Notes

Chapter 0: General Notes

Section 0: General Notes


Notation

In the main text, I have almost entirely avoided any kind of formal symbolic notation—usually relying instead on diagrammatic pictures. In these notes, however, it will often be convenient to use such notation to give precise and compact representations of objects and operations. In the past, essentially the only large-scale notation available for theoretical science has been traditional mathematical notation. But on its own this would do me little good—for I need to represent not only traditional mathematics, but also more general rules and programs, as well as procedures and algorithms. But one of the reasons I created the Mathematica language was precisely to provide a much more general notation. So in these notes I use this language throughout as my notation. And this has many important advantages—and indeed it is hard to imagine that I would ever have been able to write these notes without it. One point is that it is completely uniform and standardized: there can never be any hidden assumptions or ambiguity about what a particular piece of notation means, since ultimately it is defined by the actual Mathematica software system and its documentation (see below).
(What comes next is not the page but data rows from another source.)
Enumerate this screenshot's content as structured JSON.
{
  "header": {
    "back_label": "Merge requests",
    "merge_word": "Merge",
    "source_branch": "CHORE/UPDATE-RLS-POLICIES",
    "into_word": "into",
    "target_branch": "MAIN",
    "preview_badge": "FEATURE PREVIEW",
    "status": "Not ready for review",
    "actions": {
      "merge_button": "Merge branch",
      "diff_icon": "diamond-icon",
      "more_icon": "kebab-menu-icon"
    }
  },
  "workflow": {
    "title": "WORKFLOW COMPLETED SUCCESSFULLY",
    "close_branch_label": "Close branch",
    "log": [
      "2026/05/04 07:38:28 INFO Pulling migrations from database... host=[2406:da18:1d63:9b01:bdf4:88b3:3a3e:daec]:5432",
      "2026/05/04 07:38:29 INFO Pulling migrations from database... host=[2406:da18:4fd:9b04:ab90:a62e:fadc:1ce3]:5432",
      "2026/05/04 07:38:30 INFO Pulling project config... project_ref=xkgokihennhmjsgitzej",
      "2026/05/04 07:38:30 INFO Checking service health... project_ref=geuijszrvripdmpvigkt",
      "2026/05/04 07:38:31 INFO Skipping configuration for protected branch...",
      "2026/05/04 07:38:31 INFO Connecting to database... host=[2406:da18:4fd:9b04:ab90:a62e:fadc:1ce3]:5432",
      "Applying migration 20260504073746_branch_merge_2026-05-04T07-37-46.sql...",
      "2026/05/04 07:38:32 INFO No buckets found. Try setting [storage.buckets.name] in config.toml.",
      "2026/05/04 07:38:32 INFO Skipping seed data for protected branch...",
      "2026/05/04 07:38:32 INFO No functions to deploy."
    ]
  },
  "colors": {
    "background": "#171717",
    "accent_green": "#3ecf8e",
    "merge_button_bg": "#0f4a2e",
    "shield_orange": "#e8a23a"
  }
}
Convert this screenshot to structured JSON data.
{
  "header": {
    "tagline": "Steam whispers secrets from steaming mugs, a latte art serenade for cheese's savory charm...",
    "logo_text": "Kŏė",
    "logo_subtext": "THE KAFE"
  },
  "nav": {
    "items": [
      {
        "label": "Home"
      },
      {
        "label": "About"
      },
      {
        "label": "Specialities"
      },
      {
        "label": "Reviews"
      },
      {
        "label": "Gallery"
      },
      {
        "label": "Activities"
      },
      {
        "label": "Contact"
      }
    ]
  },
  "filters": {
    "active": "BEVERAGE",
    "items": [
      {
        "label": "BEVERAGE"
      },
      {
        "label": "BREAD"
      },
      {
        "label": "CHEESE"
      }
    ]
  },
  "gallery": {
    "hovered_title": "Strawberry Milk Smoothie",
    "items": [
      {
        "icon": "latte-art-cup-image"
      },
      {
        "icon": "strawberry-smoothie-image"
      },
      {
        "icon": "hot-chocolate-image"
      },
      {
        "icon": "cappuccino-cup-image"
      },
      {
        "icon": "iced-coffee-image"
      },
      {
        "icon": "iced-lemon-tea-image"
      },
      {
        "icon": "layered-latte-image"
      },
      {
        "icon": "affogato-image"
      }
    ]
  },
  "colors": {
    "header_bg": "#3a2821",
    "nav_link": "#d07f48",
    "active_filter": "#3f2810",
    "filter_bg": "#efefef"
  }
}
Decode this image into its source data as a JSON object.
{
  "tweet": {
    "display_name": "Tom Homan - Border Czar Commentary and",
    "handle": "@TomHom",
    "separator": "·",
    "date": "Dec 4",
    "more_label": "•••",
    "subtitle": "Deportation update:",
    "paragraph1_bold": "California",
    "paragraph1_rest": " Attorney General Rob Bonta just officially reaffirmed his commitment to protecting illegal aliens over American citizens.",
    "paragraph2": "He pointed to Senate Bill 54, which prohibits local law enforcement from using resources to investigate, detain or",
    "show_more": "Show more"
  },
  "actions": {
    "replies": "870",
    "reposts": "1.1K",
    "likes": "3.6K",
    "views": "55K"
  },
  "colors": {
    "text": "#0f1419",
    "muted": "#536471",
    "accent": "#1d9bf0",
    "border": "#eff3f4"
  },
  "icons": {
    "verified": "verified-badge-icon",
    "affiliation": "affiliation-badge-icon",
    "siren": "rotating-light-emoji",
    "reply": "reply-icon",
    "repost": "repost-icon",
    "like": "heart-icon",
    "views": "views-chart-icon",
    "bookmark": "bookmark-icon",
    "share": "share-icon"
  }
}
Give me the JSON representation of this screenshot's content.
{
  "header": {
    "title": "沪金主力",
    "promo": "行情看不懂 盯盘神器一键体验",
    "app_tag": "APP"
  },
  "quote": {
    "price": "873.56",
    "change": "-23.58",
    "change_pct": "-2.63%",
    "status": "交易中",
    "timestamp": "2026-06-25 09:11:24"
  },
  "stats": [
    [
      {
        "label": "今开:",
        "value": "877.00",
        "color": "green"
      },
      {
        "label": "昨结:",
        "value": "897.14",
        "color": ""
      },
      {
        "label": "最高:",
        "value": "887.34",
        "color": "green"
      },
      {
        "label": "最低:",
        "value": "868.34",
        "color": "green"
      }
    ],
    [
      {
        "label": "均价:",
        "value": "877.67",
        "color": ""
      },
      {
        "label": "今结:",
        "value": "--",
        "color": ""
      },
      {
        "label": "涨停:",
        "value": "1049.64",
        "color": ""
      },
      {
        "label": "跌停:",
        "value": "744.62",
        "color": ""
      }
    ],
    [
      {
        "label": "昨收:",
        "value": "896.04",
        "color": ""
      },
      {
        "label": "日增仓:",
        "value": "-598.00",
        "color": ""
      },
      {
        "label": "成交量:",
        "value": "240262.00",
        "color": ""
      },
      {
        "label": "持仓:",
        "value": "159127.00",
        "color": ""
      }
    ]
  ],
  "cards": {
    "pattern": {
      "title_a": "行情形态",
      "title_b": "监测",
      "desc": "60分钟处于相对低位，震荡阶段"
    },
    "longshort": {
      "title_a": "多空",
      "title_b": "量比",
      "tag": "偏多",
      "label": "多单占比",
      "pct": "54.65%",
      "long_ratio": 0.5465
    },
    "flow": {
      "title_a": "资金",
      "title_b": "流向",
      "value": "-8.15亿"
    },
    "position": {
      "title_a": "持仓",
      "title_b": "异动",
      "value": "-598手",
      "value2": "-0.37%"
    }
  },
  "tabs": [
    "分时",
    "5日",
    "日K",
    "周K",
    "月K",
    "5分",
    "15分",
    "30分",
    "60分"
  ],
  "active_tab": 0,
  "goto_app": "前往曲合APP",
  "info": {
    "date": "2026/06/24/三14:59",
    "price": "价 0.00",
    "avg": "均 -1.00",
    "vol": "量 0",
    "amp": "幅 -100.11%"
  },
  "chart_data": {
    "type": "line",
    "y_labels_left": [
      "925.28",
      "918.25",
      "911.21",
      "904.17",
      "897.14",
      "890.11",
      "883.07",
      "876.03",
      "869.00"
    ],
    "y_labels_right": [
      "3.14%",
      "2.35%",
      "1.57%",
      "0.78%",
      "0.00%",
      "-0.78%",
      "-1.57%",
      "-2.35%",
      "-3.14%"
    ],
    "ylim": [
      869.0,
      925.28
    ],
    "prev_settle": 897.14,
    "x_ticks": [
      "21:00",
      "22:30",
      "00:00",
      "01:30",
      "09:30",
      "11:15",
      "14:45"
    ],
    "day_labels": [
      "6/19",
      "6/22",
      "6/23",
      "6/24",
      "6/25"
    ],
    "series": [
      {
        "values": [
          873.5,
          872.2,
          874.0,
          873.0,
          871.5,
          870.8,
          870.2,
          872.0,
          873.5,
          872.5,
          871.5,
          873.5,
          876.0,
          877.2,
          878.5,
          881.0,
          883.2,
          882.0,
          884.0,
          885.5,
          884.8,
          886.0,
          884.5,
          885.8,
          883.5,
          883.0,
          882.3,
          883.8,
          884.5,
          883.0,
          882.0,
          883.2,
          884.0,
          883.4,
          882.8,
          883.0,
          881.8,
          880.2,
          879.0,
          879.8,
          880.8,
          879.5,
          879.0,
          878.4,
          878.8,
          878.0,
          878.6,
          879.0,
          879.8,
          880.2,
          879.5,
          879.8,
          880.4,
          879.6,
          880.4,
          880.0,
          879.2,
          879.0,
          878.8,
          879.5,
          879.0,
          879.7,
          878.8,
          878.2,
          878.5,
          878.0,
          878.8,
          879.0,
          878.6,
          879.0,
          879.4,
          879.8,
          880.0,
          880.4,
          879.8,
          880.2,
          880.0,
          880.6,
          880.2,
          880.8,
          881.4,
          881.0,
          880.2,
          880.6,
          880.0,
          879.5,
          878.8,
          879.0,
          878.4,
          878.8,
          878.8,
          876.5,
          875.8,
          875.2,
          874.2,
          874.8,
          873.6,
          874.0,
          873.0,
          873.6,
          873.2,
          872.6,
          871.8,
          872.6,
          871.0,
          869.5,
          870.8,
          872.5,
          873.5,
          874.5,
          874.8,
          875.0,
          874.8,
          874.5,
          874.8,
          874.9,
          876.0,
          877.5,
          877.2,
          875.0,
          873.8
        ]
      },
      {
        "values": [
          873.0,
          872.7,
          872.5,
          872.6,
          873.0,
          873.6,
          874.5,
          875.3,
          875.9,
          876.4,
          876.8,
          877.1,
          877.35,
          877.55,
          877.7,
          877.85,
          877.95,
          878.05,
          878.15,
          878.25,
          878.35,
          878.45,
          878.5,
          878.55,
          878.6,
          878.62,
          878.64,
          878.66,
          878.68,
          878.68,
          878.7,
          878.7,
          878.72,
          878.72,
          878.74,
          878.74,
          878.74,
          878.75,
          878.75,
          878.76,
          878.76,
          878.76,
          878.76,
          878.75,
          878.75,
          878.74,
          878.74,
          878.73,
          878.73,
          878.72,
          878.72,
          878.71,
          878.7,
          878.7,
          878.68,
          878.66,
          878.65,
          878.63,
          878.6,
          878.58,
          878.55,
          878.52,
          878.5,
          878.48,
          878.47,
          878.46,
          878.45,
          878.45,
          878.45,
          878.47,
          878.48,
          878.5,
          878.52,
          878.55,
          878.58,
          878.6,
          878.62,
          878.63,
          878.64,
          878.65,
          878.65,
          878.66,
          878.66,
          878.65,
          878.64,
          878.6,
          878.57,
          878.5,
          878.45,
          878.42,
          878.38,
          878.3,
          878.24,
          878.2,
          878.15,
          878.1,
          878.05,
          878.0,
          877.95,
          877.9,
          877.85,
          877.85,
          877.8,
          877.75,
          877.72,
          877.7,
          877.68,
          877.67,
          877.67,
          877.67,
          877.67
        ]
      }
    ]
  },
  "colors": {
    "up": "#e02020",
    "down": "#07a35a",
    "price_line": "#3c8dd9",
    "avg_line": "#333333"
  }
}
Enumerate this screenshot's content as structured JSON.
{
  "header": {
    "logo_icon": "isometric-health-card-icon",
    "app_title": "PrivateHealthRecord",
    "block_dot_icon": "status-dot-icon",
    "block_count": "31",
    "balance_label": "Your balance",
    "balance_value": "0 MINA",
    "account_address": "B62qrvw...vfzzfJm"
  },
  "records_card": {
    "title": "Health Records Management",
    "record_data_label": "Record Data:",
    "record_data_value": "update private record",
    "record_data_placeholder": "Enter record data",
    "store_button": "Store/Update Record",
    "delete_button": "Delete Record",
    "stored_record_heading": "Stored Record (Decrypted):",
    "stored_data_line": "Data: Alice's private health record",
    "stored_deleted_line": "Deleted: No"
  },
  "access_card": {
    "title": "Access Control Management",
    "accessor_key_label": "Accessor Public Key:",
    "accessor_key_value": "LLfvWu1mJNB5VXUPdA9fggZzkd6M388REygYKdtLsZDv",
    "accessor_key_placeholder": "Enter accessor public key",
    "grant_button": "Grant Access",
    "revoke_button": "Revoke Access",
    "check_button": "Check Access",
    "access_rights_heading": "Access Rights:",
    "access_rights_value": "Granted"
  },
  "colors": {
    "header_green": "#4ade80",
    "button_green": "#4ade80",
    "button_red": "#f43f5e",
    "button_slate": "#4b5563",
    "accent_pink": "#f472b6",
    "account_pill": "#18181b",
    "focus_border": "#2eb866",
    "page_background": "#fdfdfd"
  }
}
In cases where there is traditional mathematical notation for something, the corresponding Mathematica notation is normally almost identical—though occasionally a few details are changed to avoid ambiguity. The concept that everything is a symbolic expression allows Mathematica notation, however, to represent essentially any kind of abstract object. And when it comes to procedures and algorithms, the primitives in the Mathematica language are chosen to make typical steps easy to represent—with the result that a single line of Mathematica can often capture what would otherwise require many paragraphs of English text (and large amounts of pseudocode, or lower-level computer language code). Another very important practical feature of Mathematica notation is that by now a large number of people are familiar with it—certainly more than are for example familiar with sophisticated traditional notation in, say, mathematical logic. And the final and very critical advantage of Mathematica notation is that one can not only read it, but also actually execute it on a computer, and interact with it. And this makes it both vastly easier to apply and build on, and also easier to analyze and understand.